Ache is a Feminine Word
i have spited the french for christening each word
with gender. tell me how you knock off the nouns
lipsticked & pretty from the ones that bolt the sky
& wilt the roses. show me the bridge that leads a word
to its inflection and watch me set its gut on fire.
there shall be no tow-truck from painless to painful.
every other day, the word push evokes the image
of my mother knock-kneed, thighs spread before
a midwife & the curse of nightfall. push! you can
make it: your baby is almost here. my mother pushed
& pushed the storm in her womb into a newborn.
i was born drenched, weather-beaten & she,
unable to be born anew, drowned in my place.
to be womaned is to learn of new aches. i
swear, when the monthly spirit stirs the pool
in my belly, i call out to my mother’s ghost
by the sea. always, she knows the voice of her own.
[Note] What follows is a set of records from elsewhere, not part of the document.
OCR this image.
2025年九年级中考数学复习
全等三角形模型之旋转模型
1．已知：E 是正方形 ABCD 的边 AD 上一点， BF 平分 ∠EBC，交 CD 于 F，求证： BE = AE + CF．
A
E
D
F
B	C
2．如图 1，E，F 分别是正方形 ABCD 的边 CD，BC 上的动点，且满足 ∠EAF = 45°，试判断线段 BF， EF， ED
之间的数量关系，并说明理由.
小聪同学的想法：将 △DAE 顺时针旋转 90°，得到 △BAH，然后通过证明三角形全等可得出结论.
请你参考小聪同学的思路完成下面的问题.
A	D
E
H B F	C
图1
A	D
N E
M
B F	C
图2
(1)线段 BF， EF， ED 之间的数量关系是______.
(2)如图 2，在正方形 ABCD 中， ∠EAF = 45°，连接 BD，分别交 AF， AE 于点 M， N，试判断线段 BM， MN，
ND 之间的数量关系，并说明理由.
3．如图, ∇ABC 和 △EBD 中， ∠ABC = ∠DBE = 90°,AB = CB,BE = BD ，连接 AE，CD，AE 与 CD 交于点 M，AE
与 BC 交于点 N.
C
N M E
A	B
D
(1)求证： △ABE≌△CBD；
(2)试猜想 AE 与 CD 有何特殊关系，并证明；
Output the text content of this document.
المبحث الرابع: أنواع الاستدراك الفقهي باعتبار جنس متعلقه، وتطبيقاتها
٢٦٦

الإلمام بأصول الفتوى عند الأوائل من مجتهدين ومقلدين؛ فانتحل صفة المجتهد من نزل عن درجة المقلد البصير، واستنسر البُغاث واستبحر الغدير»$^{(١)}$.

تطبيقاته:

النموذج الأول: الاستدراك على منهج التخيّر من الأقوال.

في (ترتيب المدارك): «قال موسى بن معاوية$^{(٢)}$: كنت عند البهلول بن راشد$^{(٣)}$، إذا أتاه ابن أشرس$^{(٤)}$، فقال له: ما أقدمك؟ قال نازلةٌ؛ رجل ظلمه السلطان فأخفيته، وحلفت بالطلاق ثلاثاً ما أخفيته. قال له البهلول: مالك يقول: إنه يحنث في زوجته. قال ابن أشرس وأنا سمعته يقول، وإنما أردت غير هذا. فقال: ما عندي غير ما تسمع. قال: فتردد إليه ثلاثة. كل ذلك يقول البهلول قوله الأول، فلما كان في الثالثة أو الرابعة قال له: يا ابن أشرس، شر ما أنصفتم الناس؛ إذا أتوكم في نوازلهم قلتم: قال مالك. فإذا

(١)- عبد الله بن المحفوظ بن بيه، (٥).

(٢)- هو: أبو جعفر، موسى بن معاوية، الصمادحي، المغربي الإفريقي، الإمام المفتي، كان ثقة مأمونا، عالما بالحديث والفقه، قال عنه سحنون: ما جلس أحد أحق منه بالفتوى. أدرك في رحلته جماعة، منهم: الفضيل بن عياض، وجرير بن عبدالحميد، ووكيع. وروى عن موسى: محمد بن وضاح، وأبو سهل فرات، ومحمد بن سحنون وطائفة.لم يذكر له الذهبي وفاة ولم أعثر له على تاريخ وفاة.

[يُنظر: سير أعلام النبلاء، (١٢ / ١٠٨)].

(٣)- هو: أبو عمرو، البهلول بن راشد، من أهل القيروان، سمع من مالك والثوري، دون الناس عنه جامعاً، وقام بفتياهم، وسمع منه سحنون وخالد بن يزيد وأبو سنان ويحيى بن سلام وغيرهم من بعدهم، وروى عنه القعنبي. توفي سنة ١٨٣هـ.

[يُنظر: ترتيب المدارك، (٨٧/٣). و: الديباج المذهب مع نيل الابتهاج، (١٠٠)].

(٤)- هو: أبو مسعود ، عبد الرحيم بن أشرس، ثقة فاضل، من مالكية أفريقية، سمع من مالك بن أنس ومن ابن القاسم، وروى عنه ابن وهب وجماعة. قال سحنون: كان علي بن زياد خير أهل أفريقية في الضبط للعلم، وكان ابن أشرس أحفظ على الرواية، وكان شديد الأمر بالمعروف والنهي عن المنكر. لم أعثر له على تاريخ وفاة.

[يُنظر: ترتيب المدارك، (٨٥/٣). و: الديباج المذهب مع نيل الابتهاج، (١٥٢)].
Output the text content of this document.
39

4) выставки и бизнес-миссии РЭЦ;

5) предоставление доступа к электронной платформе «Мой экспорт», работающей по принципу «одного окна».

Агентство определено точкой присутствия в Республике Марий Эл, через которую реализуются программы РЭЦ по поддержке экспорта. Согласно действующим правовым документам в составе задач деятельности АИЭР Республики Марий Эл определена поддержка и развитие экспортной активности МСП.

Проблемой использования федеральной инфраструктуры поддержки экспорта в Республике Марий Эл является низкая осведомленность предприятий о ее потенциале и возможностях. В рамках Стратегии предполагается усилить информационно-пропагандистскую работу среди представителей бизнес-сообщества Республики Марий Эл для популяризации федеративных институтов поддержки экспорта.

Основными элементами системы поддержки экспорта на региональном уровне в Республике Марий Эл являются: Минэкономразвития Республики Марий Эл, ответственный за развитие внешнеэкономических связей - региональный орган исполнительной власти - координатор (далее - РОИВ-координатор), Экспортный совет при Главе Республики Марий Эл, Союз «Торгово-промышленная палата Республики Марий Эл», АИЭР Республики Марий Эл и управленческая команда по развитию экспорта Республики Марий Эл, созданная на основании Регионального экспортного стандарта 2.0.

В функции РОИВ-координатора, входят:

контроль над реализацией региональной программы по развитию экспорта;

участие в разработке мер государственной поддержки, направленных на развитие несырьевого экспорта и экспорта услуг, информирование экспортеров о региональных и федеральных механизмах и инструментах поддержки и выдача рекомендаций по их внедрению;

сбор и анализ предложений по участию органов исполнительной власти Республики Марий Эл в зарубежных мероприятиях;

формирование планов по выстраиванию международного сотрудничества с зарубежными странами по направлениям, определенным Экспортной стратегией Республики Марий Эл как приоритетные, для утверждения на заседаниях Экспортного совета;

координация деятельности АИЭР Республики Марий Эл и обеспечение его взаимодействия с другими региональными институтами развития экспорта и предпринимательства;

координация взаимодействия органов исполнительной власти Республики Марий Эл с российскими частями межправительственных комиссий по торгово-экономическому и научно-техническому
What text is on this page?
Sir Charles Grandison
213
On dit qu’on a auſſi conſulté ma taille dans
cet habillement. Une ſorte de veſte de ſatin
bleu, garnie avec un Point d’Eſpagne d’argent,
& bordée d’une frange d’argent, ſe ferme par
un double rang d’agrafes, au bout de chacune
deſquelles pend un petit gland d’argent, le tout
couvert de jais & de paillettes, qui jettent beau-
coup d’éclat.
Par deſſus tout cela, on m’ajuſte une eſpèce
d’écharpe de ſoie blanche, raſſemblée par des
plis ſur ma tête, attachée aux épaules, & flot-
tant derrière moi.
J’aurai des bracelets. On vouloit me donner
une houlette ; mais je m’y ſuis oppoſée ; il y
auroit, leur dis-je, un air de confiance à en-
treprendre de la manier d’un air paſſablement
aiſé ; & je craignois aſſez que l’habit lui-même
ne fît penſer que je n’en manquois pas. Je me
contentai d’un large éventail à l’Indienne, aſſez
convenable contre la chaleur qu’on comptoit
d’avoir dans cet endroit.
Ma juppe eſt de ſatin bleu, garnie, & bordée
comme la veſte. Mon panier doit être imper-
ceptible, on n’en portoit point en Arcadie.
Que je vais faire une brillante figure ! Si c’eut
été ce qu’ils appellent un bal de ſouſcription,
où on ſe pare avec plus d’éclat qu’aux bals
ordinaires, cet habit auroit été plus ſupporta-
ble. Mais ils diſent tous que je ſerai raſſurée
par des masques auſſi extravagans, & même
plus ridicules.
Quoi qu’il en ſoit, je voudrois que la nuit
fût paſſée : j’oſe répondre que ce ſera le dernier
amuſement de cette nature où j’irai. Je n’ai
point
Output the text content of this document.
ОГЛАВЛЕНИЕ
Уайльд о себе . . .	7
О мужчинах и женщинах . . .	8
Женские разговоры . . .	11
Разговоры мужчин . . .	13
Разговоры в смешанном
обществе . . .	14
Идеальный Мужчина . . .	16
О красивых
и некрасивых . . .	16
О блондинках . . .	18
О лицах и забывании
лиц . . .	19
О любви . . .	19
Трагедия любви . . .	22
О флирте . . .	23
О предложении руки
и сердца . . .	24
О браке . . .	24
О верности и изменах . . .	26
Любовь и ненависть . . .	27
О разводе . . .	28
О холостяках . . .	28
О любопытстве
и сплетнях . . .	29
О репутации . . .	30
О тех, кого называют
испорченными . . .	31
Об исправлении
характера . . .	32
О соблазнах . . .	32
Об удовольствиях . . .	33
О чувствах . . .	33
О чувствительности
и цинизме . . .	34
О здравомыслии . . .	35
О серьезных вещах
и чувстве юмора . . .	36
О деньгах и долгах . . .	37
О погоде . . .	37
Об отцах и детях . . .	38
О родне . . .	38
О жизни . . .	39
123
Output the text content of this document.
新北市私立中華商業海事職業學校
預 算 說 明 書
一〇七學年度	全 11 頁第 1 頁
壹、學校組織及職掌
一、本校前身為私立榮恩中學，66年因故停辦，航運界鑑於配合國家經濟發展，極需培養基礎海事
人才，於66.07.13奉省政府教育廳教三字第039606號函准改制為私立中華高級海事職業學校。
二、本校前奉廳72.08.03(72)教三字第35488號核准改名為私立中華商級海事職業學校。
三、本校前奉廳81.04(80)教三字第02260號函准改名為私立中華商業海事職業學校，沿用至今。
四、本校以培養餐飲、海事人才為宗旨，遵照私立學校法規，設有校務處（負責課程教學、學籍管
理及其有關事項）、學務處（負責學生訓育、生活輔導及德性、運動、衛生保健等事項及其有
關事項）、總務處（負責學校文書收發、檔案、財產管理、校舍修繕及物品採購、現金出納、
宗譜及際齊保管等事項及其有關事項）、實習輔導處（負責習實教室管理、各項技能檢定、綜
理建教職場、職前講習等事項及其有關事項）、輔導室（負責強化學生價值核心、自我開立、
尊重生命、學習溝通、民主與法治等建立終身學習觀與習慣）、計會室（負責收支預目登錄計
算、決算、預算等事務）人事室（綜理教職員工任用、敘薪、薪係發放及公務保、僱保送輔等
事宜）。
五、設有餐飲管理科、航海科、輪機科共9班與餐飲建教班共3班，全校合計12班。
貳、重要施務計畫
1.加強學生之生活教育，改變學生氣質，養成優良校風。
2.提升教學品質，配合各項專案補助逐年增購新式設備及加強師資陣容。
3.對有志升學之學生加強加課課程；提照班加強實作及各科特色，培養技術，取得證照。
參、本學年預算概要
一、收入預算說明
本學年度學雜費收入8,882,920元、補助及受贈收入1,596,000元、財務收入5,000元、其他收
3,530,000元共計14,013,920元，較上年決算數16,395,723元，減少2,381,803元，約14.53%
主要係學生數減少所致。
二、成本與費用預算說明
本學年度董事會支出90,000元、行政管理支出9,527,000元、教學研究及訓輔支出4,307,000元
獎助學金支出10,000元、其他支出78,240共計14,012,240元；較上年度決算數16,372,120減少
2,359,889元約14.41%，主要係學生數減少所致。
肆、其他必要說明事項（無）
she sings forth to rescue my soul & bids me
scream into the sky—perhaps, all that blue shimmer
would hold my aches, the way it holds the stars in place.
The Kitchen as Slaughterhouse where Crucifixion is just another Permutation of Loss
Today, the messiah lays life down before a kitchen knife
& i see God in the yolk beaten into a pan, whisked
till angry-yellow, an evening sun. There is glory in the moment
murder segues into martyrdom, as the knife chops with devotion,
as blood spills & the kettle whistles in prayer, as the fire
throws open its lips to wring & swallow.
When i stir the Banga soup and it sours, i realize salvation impairs the soul too.
When the buttermilk spoils the dish, i learn how lactose-intolerant grief is.
All my years, i have never seen anything walk into the kitchen
& make it out alive—not the hen, not the lamb, not my mother.